This blog is maintained as an effort to coordinate and collocate responding agencies' information for easier public access during events on the Kenai Peninsula. The information here is written and provided by the contributing agencies. NOTE: The blog will be updated as the need arises and may be dormant at times.

Wednesday, September 4, 2019

9/4/19 – 8:00 PM - Swan Lake Fire Operations Update

Firefighters had a very productive day. Crews were able to build hand line and install hoses along that line from south of Trout Lake to Shaft Creek. They also utilized a helicopter for bucket drops.
Containment lines were widened by firefighters around the Surprise Creek, Skilak Guard Station and Kelly Lake areas. This is done by making sure the fire’s edge is out cold, up to a width of 50 feet or more. Exact depth depends on the difficulty of the terrain and other factors such as dangers posed by fire-weakened trees.

Scooper planes dropped water between Hidden Lake and Skilak Lake Loop Road.
Crews continued to work on contingency lines and chipping operations in Cooper Landing and the surrounding area.

The Wildland Fire Module (WFU) completed the setup of sprinklers and hose lay around the Doroshin Bay Camp.

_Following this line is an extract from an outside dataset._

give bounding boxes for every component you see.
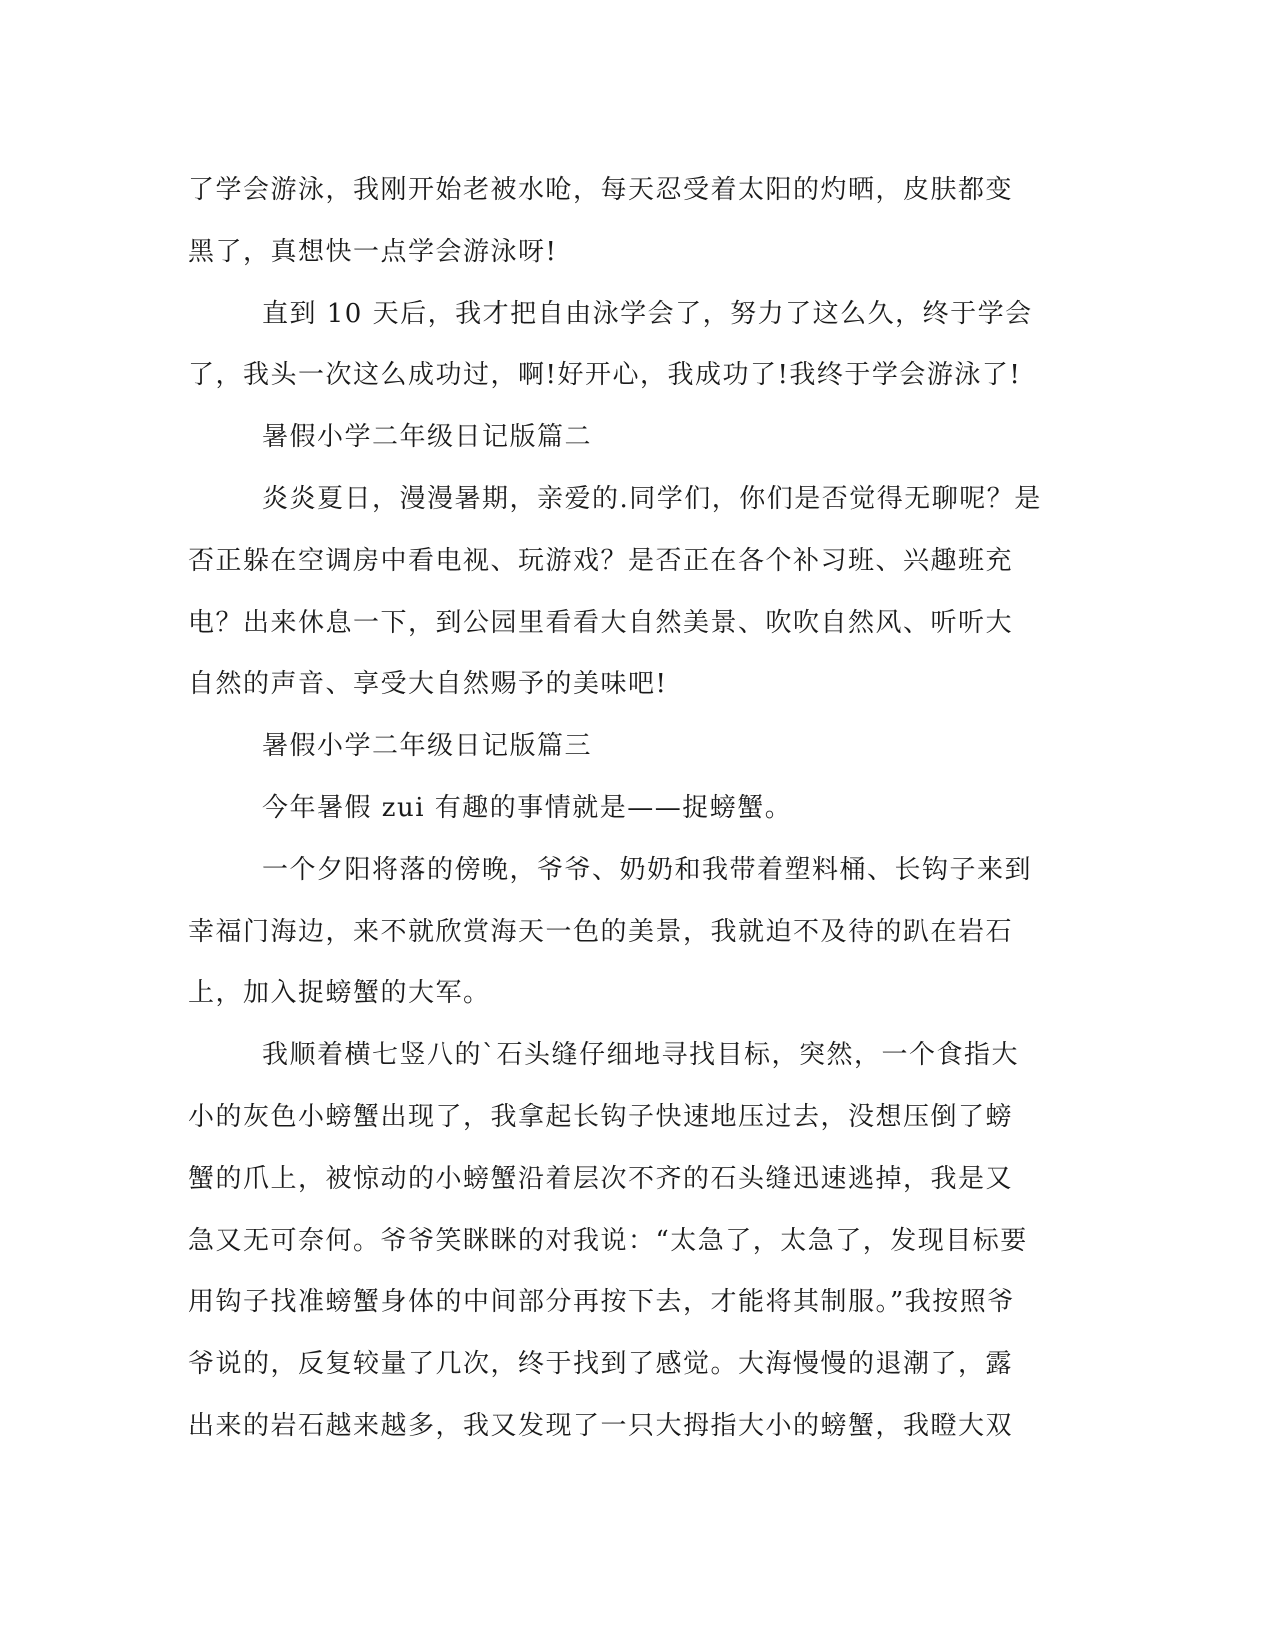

The term Wildland Fire Module (WFM) used in a recent information update may be unfamiliar to many people. To correct that oversight, we offer a description.
The primary mission of a WFM is to provide an innovative, safe, highly mobile, logistically independent, and versatile fire team that contributes to achieving a variety of fire and fuels management objectives. WFMs are skilled and versatile ten-person fire crews, which provide expertise in the areas of prescribed fire and a wide variety of wildfire responses. While their primary emphasis is to meet resource management objectives using fire in its natural role, they are also adept at line construction, burn out, structure protection and other fire suppression functions. Carrying their own equipment and supplies, Wildland Fire Modules have a high level of operational self-sufficiency with little to no need for additional support from Incident Management Teams (IMTs).

Photo: Firefighters travel by boat to access different parts of the fire. This is the Engineer Cabin structure protection that was installed to save the cabin when the fire burned through the area.